Another delightful exchange was between Cottonmouth and Domingo, who Cottonmouth suspects is robbing his stash-houses. Domingo, a short-runt of a dude strolls in like a god flanked by muscle and does one of the most disrespectfully delightful things a gangster could do. Talking to cottonmouth he eats half a bite of chocolate (damn, I could use a milky Way right now) and then drops the wrapper and half eaten chocolate on the floor of Cottonmouths Harlem Paradise nightclub. And when you think he is done, he takes out another bite of chocolate, and does the same thing again. And the height of Cottonmouth over Domingo just adds to the dynamism of the exchange and scene. The plover bird / crocodile analogy was beautifully done. Domingo wants his money or the weapons back from the messed up weapon’s exchange. Which is all but a fair request in all honesty. Cottonmouth is not having it. Now the war between the two gangs are indubitably on.
And another mention of this ethereal Diamondback, Shade’s employ has us waiting for the next shoe to drop like the ‘Blacksmith’ in Daredevil Season 2.
Cottonmouth’s dirty money gets moved to Attucks, and Luke Cage puts his Fort Knox raid into motion, done to the greatest soundtrack imaginable: Wu Tang Clan’s Bring The Ruckus. Armed with a fucking car door. Your welcome. This is what we’ve been waiting for. The ambitious long takes of Daredevil Season 1 and 2 is dropped for laser-precise editing and the choreography is on point with this one as well.

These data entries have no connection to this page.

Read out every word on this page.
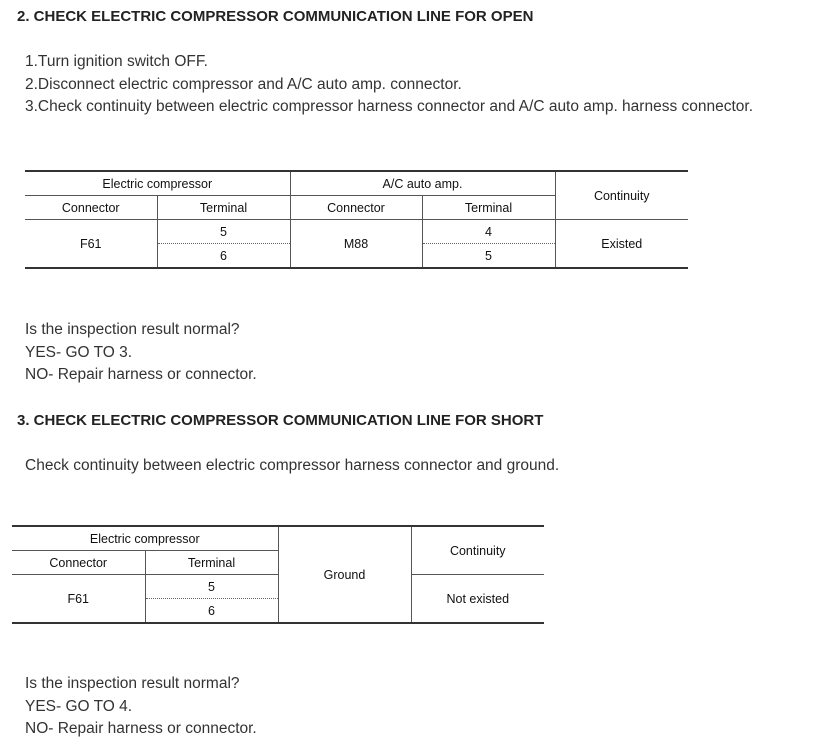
2. CHECK ELECTRIC COMPRESSOR COMMUNICATION LINE FOR OPEN
1.Turn ignition switch OFF.
2.Disconnect electric compressor and A/C auto amp. connector.
3.Check continuity between electric compressor harness connector and A/C auto amp. harness connector.
Electric compressor		A/C auto amp.		Continuity
Connector	Terminal	Connector	Terminal	
F61	5	M88	4	Existed
	6		5	
Is the inspection result normal?
YES- GO TO 3.
NO- Repair harness or connector.
3. CHECK ELECTRIC COMPRESSOR COMMUNICATION LINE FOR SHORT
Check continuity between electric compressor harness connector and ground.
Electric compressor		Ground	Continuity
Connector	Terminal		
F61	5		Not existed
	6		
Is the inspection result normal?
YES- GO TO 4.
NO- Repair harness or connector.
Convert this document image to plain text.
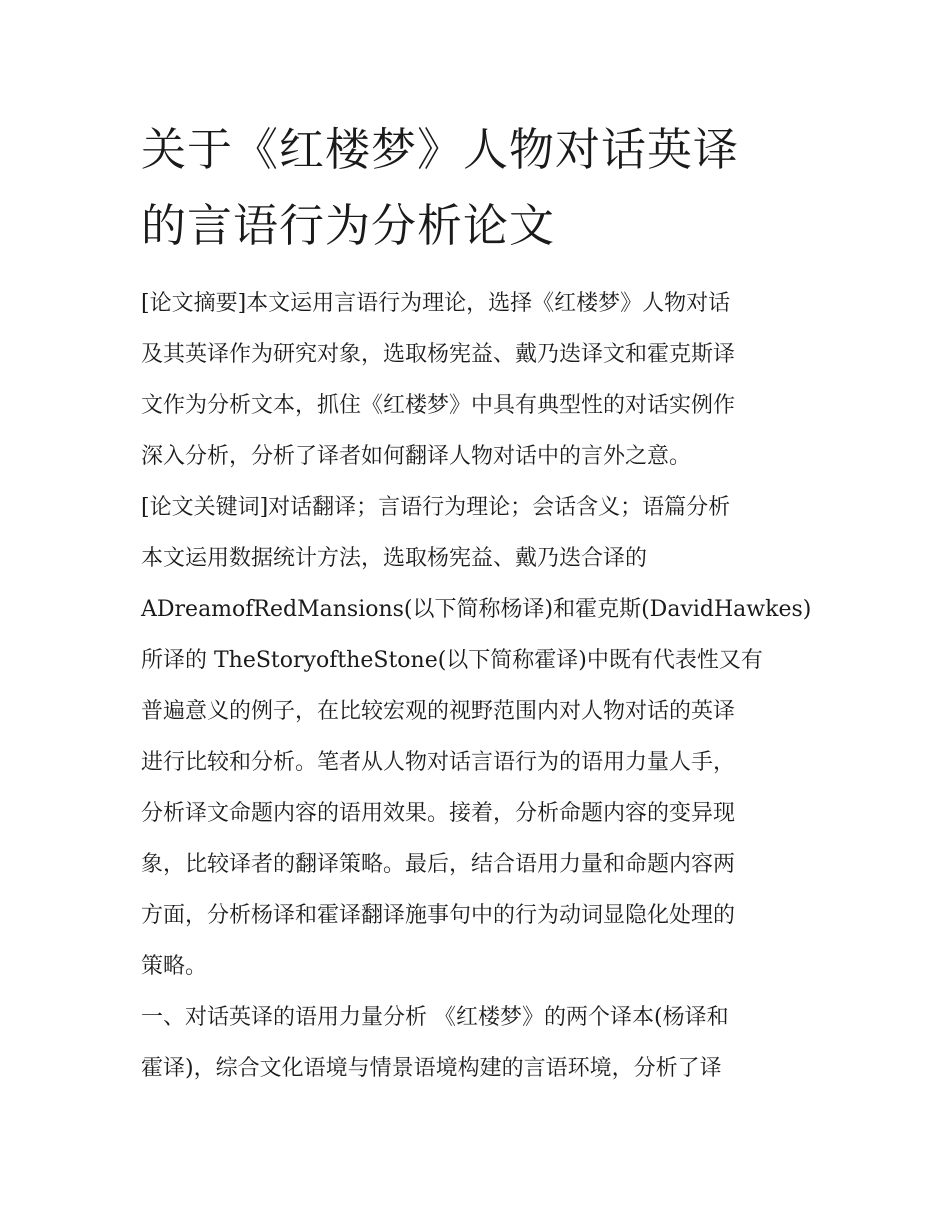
关于《红楼梦》人物对话英译
的言语行为分析论文

[论文摘要]本文运用言语行为理论，选择《红楼梦》人物对话
及其英译作为研究对象，选取杨宪益、戴乃迭译文和霍克斯译
文作为分析文本，抓住《红楼梦》中具有典型性的对话实例作
深入分析，分析了译者如何翻译人物对话中的言外之意。

[论文关键词]对话翻译；言语行为理论；会话含义；语篇分析
本文运用数据统计方法，选取杨宪益、戴乃迭合译的
ADreamofRedMansions(以下简称杨译)和霍克斯(DavidHawkes)
所译的 TheStoryoftheStone(以下简称霍译)中既有代表性又有
普遍意义的例子，在比较宏观的视野范围内对人物对话的英译
进行比较和分析。笔者从人物对话言语行为的语用力量人手，
分析译文命题内容的语用效果。接着，分析命题内容的变异现
象，比较译者的翻译策略。最后，结合语用力量和命题内容两
方面，分析杨译和霍译翻译施事句中的行为动词显隐化处理的
策略。

一、对话英译的语用力量分析 《红楼梦》的两个译本(杨译和
霍译)，综合文化语境与情景语境构建的言语环境，分析了译
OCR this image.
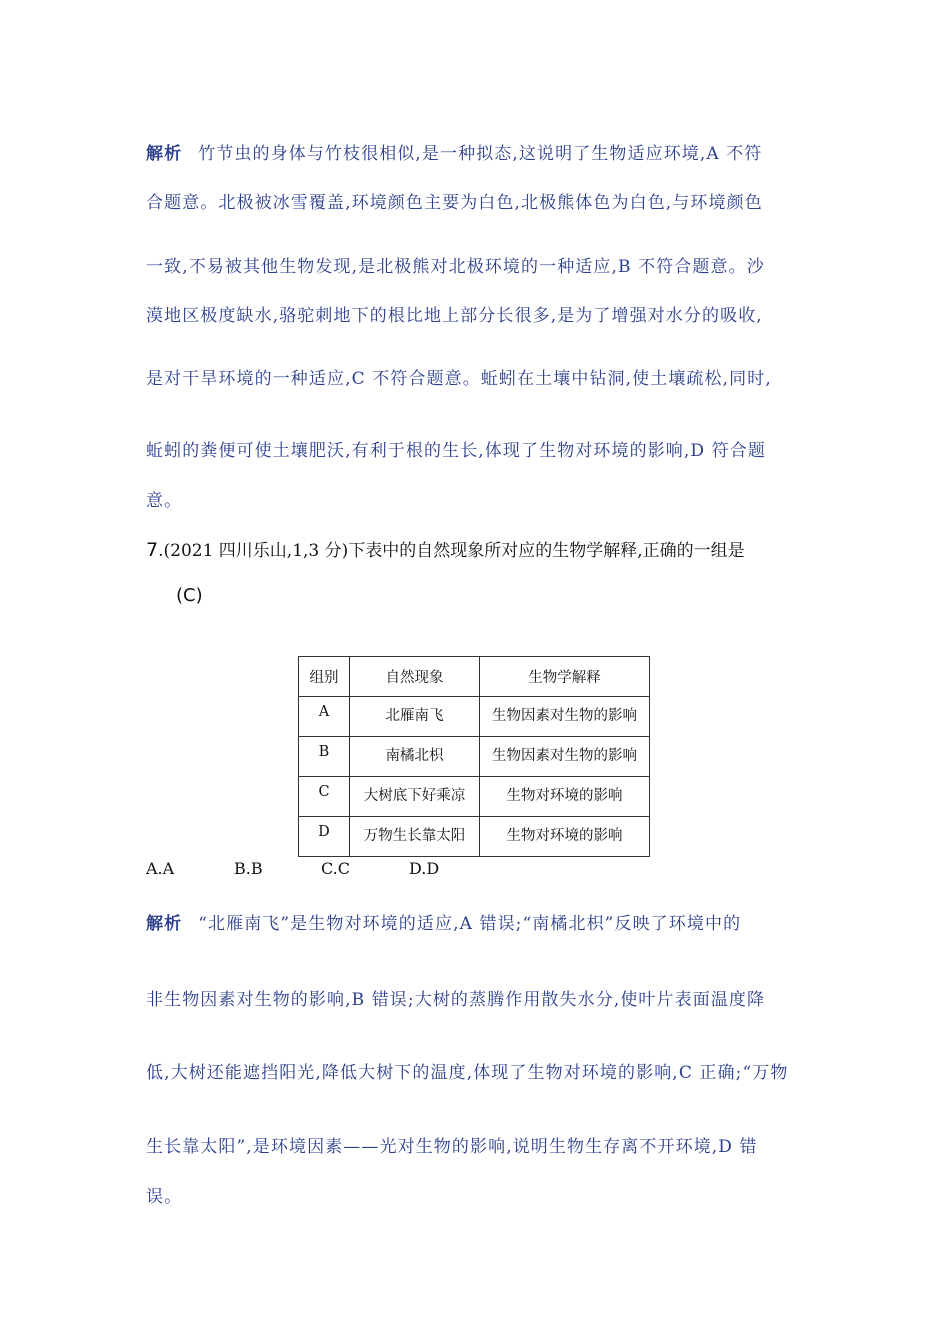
解析 竹节虫的身体与竹枝很相似,是一种拟态,这说明了生物适应环境,A 不符
合题意。北极被冰雪覆盖,环境颜色主要为白色,北极熊体色为白色,与环境颜色
一致,不易被其他生物发现,是北极熊对北极环境的一种适应,B 不符合题意。沙
漠地区极度缺水,骆驼刺地下的根比地上部分长很多,是为了增强对水分的吸收,
是对干旱环境的一种适应,C 不符合题意。蚯蚓在土壤中钻洞,使土壤疏松,同时,
蚯蚓的粪便可使土壤肥沃,有利于根的生长,体现了生物对环境的影响,D 符合题
意。
7.(2021 四川乐山,1,3 分)下表中的自然现象所对应的生物学解释,正确的一组是
(C)
组别	自然现象	生物学解释
A	北雁南飞	生物因素对生物的影响
B	南橘北枳	生物因素对生物的影响
C	大树底下好乘凉	生物对环境的影响
D	万物生长靠太阳	生物对环境的影响
A.A	B.B	C.C	D.D
解析 “北雁南飞”是生物对环境的适应,A 错误;“南橘北枳”反映了环境中的
非生物因素对生物的影响,B 错误;大树的蒸腾作用散失水分,使叶片表面温度降
低,大树还能遮挡阳光,降低大树下的温度,体现了生物对环境的影响,C 正确;“万物
生长靠太阳”,是环境因素——光对生物的影响,说明生物生存离不开环境,D 错
误。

Hell, it would have to be if your weapon of choice is a car door and a sofa.
In the end, Luke Cage’s effort to break Cottonmouth’s organisation may have been a bit shortsighted, as Cottonmouth’s network stretches far beyond gang ties. He also has the police in his pocket. Scarfe, Misty’s partner, for starters. A reveal that put’s his shoddy flippant attitudes of the first few episodes into context when he meets Chico alone. Chico, on Luke Cage’s suggestion looks to become an informant to expose Cottonmouth and implicitly reveals Cage being behind the squeeze on Cottonmouth’s organisation. Scarfe then takes the information back to Cottonmouth, not before strangling Chico to death with his silk tie. And what Cottonmouth does with this information is heavy handed. Like way up there. A stinger missile taking out his apartment block and landlord restaurant with him and the landlord in it? Damn. Hopefully they have insurance. And are alive. That’s be important too.
A few nice sequences in this episode propel the series forward, always. And we don’t the Cage is showing no signs of stopping or slowing down.